Na área econômica, Meirelles tem plenos poderes para comandar o ajuste fiscal. Com a única preocupação de limitar o gasto público, leia-se o gasto com a área social e os investimentos, e manter o pagamento da dívida, o pacote do Ministro da Fazenda inclui o envio de uma emenda constitucional para limitar o gasto do governo, o uso de 2 bilhões de reais do fundo soberano do Pré-sal para cobrir o déficit público – há discordância sobre o cálculo do déficit –, a devolução de 100 bilhões do BNDES para o Tesouro Nacional com o mesmo objetivo – e o esvaziamento do banco como consequência –, além de uma nova reforma da previdência. Típica política dos anos 90.
É intenção também da área econômica alterar a governança das estatais e fundos de pensão através de um projeto de lei que tramita no Congresso. Se olharmos a nomeação dos novos dirigentes, o perfil dos indicados diz muito sobre os interesses envolvidos. Caixa Econômica Federal, Banco do Brasil, BNDES e Petrobras são presididas, agora, por pessoas que têm uma larga folha de serviços prestados ao mercado e ao PSDB. No caso da Petrobras, o escolhido é Pedro Parente, que até ser nomeado era o presidente do Conselho de Administração da BM&F Bovespa e foi ministro do apagão de FHC, além de prestar consultoria ao Fundo Monetário Internacional (FMI). Sabemos de todos os interesses que estão por trás do Pré-sal.

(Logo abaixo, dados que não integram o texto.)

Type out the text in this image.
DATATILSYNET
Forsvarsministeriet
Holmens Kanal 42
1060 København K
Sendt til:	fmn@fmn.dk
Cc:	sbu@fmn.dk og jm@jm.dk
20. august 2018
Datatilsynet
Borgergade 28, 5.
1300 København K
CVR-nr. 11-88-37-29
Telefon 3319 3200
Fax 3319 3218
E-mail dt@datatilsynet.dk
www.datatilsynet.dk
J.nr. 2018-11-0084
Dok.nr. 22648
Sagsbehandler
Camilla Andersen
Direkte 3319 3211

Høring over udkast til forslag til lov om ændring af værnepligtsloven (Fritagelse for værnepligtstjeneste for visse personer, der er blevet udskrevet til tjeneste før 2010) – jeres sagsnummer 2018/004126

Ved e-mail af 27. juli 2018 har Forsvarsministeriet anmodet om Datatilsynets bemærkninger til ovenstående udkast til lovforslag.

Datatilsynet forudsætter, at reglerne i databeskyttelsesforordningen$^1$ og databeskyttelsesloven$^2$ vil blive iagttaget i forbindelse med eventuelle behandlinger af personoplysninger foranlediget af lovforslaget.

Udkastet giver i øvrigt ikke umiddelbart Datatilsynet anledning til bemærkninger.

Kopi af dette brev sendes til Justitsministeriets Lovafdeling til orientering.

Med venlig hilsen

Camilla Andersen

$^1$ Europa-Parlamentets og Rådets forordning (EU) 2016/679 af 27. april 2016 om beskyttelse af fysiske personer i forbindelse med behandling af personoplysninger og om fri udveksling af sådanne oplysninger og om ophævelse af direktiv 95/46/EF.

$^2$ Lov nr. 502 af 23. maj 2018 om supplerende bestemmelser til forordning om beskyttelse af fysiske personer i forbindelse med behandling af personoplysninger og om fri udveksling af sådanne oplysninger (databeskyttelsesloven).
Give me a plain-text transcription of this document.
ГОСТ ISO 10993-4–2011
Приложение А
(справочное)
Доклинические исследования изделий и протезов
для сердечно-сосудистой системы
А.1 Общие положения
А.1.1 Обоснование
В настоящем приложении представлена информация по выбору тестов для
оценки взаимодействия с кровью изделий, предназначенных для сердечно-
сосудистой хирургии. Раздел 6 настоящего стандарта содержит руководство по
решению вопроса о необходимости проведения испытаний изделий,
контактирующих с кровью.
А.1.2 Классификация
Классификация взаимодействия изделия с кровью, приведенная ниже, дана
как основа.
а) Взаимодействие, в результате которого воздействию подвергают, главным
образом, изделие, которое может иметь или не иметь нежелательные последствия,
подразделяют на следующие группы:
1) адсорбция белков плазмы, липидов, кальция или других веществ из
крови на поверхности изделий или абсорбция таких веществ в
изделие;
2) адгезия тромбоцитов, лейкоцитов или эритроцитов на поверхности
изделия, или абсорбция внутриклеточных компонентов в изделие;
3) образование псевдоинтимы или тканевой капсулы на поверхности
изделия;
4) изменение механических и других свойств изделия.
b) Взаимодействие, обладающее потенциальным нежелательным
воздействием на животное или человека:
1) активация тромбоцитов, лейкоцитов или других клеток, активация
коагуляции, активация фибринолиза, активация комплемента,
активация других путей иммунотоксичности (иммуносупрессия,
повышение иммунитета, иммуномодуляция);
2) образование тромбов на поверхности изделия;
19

Quanto às concessões e privatizações prometidas no documento do PMDB, a primeira medida prática foi a edição da medida provisória 727 que cria o “Programa de Parcerias de Investimentos” (PPI), que visa “a ampliação e fortalecimento da interação entre o Estado e a iniciativa privada por meio da celebração de contratos de parceria para a execução de empreendimentos públicos de infraestrutura e de outras medidas de desestatização.” Segundo o jornal Folha de São Paulo, o governo espera arrecadar em 2017 entre 20 e 30 bilhões com as privatizações e ainda diz que“o presidente interino orientou seus ministros a levantarem em suas áreas ‘tudo o que puder ser privatizado e concedido ao setor privado’”.
O governo ilegítimo de Temer tem um pouco mais de 70 dias. Nesse pouco tempo tem acumulado um conjunto enorme de polêmicas, gafes, constrangimentos e ilegalidades. Ministros investigados – três já se foram –, logotipo do governo de caráter conservador e com bandeira desatualizada, influência de Eduardo Cunha, erro do currículo de Marcela Temer, afastamento ilegal do presidente da EBC e, por fim, Alexandre Frota entregando propostas ao ministro da educação. Esses são alguns exemplos. O governo de Temer aparenta inabilidade e fragilidade para levar à frente o “pacote de maldades”. Se confirmado pelo Senado pode ganhar força e, pela política que descrevemos até aqui, aplicar o retorno ao neoliberalismo.
Temer é tudo de mais atrasado na política brasileira. A composição do governo é típica da República Velha: todos homens, brancos e ricos; a política é a neoliberal de Fernando Henrique Cardoso e Collor, do último ele se inspirou para também acabar com o Ministério da Cultura; há um ranço de autoritarismo como nos tempos da Ditadura e desde Médici não se tinha um ministério só de homens; e é o golpismo da UDN. O objetivo do golpe e desse governo é garantir aos que não tem voto a interrupção do projeto progressista que estava em curso e a volta das políticas neoliberais de Estado mínimo e ausência de defesa dos interesses nacionais. Ser contra o golpe é defender a democracia e o futuro do Brasil.
*Renato Soares Bastos é professor e pesquisador do CES. É mestre em história econômica e graduado em história pela FFLCH-USP; atualmente é graduando em direito pela Faculdade de Direito do Largo de São Francisco – USP.